Ottavia Piccolo: voce, corpo e anima di Anna Politkovskaja

Il monologo “Donna non rieducabile” scuote e commuove il pubblico del Metastasio

Quando il buio cala in sala, le voci del pubblico scemano, il sipario si apre e un suono violento di corde d’arpa riecheggia nel palcoscenico del Metastasio e fa da tappeto sonoro all’ingresso di Ottavia Piccolo, completamente vestita di bianco.
Ha così inizio il monologo “Donna non rieducabile”, struggente memorandum sulla giornalista Anna Politkovskaja, uccisa nel 2006 dalla malavita russa a causa del suo coraggio nel raccontare e far conoscere la verità sulla guerra in Cecenia.

«Io non scrivo mai commenti, né pareri,né opinioni. Ho sempre creduto – e continuo a credere – che non stia a noi dare giudizi. Sono una giornalista, non un giudice e nemmeno un magistrato. Io mi limito a raccontare i fatti». E il racconto dei fatti di Anna corrisponde alla sua condanna a morte.

«La stampa si divide in “chi è per la Russia” e “chi non è con la Russia”. Se sei per la Russia dopo 5/6 anni ti fanno deputato. Se non sei per la Russia non devi fare il giornalista. Punto. La tua è propaganda contro lo Stato. Punto. La propaganda contro lo Stato si punisce. Con la morte».

In seguito al racconto della Politkovskaja, i soldati russi non potranno più tornare nella loro patria da eroi, ma torneranno come assassini. Le barbarie che hanno commesso in Cecenia saranno a conoscenza di tutti, come il “fagotto”: un gruppo di esseri umani catturati a caso, legati insieme strettamente ad una bomba a mano, fatta esplodere al centro. Questa dunque è la colpa di Anna, la causa-effetto: aver dato notizia che in un Paese ritenuto normale, alleato di governi democratici, si pratica un preciso disegno di annientamento di intere popolazioni.

Quando ascoltiamo un racconto o una storia, la nostra mente è come se facesse un viaggio lontano per fornirci immagini sbiadite o prive di colore. Il racconto di Anna purtroppo non arriva da lontano, non ha dovuto prendere strani mezzi di locomozione per giungere fino a noi, ma rappresenta l’oggi. Pensare che il mandante del suo assassinio, lo stesso della strage in Cecenia, vive in pace all’interno di una finta democrazia, ci fa accapponare la pelle. Quando assistiamo ad una storia come questa, vorremmo che al termine il “lupo cattivo” fosse giustiziato e il male annientato. Restiamo dunque feriti, dopo questo spettacolo non c’è anestetico, non c’è cura immediata. Il risultato è una ferita aperta, la ferita della verità: difficile da comprendere quanto necessaria, tanto lontana da noi e così vicina che occorreva conoscerla.

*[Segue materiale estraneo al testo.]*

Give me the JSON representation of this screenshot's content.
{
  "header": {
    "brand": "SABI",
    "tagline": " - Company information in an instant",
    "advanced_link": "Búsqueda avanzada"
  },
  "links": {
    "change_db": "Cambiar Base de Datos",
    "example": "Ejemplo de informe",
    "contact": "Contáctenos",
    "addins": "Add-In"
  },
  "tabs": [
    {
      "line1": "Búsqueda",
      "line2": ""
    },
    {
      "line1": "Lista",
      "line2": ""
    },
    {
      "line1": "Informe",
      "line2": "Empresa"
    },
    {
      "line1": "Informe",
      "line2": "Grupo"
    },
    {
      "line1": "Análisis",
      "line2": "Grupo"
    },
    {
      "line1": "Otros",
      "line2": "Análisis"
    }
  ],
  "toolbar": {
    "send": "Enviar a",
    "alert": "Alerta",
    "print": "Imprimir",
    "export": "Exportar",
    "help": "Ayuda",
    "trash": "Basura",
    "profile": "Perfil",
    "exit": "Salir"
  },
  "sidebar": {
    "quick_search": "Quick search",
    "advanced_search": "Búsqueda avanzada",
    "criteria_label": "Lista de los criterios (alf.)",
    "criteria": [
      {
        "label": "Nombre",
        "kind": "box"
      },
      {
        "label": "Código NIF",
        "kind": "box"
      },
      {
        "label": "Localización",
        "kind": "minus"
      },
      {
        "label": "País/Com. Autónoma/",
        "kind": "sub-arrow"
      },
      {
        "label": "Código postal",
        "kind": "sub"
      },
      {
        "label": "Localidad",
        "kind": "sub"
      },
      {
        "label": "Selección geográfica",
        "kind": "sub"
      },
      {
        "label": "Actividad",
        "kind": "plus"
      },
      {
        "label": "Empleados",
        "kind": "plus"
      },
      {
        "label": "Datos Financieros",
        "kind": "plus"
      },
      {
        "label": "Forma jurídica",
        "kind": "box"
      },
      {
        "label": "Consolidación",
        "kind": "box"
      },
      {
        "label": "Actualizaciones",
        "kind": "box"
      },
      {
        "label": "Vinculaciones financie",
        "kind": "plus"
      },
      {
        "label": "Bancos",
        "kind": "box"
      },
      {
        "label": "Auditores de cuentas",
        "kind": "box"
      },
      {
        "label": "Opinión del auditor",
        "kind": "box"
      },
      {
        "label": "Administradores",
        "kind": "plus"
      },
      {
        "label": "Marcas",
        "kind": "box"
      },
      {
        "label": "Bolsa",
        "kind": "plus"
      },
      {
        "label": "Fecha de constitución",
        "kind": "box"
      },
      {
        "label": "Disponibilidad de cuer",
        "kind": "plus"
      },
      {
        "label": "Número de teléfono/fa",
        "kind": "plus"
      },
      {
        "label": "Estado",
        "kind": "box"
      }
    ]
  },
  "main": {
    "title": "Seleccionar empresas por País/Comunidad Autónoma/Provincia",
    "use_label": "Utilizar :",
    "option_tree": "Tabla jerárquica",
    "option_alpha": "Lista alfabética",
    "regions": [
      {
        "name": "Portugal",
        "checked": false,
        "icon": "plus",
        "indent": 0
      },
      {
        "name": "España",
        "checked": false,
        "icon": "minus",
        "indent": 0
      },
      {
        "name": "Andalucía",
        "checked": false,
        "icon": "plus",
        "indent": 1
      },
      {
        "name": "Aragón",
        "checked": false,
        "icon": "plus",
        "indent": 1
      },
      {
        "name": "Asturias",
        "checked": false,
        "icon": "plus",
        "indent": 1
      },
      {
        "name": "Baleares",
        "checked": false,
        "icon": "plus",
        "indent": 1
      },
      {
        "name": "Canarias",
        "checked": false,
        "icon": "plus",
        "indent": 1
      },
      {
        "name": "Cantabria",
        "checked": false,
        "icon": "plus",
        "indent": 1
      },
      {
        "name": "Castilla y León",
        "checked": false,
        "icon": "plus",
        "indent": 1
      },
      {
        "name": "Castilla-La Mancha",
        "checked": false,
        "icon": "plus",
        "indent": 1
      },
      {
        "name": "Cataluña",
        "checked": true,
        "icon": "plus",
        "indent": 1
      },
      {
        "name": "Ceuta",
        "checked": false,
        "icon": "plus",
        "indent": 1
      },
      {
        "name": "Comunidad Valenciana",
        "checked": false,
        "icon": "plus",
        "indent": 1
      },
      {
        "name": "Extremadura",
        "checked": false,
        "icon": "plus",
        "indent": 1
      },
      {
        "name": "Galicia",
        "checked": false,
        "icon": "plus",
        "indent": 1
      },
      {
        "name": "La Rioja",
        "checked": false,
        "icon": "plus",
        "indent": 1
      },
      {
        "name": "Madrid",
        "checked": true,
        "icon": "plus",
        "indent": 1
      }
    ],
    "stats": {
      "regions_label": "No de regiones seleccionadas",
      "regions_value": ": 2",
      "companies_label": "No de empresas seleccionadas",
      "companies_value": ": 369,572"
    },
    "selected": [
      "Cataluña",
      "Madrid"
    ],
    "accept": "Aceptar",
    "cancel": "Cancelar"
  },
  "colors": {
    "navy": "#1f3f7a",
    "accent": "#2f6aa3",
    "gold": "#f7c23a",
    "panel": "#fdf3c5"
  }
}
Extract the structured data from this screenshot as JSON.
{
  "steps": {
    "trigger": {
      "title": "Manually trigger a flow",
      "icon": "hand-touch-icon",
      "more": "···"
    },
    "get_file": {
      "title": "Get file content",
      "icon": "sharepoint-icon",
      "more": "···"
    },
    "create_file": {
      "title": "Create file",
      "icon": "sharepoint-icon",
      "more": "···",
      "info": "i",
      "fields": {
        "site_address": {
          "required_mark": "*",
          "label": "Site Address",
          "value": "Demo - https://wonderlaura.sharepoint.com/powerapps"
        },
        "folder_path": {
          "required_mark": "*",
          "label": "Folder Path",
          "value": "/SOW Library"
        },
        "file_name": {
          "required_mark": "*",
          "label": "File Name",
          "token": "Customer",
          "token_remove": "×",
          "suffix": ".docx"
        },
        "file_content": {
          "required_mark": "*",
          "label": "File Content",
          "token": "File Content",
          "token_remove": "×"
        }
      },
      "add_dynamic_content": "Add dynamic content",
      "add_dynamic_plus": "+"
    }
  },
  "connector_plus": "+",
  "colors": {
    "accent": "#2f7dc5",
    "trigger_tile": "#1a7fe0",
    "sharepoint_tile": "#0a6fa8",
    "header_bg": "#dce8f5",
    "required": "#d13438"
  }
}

Giungiamo infine alla messinscena che ha portato alla luce il racconto di Anna Politkovskaja.

Minimalista ed efficace la regia di Silvano Piccardi, usa colori puri e tagli di luce che disegnano linee e croci sul palco, dando direzione e movimento all’azione.
Di forte impatto emotivo le musiche per arpa eseguite dal vivo dalla bravissima Floraleda Sacchi: le corde della sua arpa entrano nel racconto, riproducendo suoni ed emozioni interiori ed esteriori, dure, ironiche e malinconiche.
Ottavia Piccolo si muove con eleganza e leggerezza, come candida neve che cade sulla scena, in un silenzio avvolgente, attraversato unicamente dalle cadenzate note d’arpa e dalla sua profonda voce, megafono di dolorose parole di sangue, provenienti dal testo impeccabile di Stefano Massini.

L’attrice sfodera una delle sue migliori interpretazioni, con voce inesorabile e calma entra nell’anima della giornalista uccisa e come una medium la fa rivivere sulla scena. Non c’è pausa o silenzio superfluo: con ritmo inviolabile, le esecrabili rivelazioni di Anna Politkovskaja-Ottavia Piccolo precipitano sugli spettatori confinandoli in intime commozioni.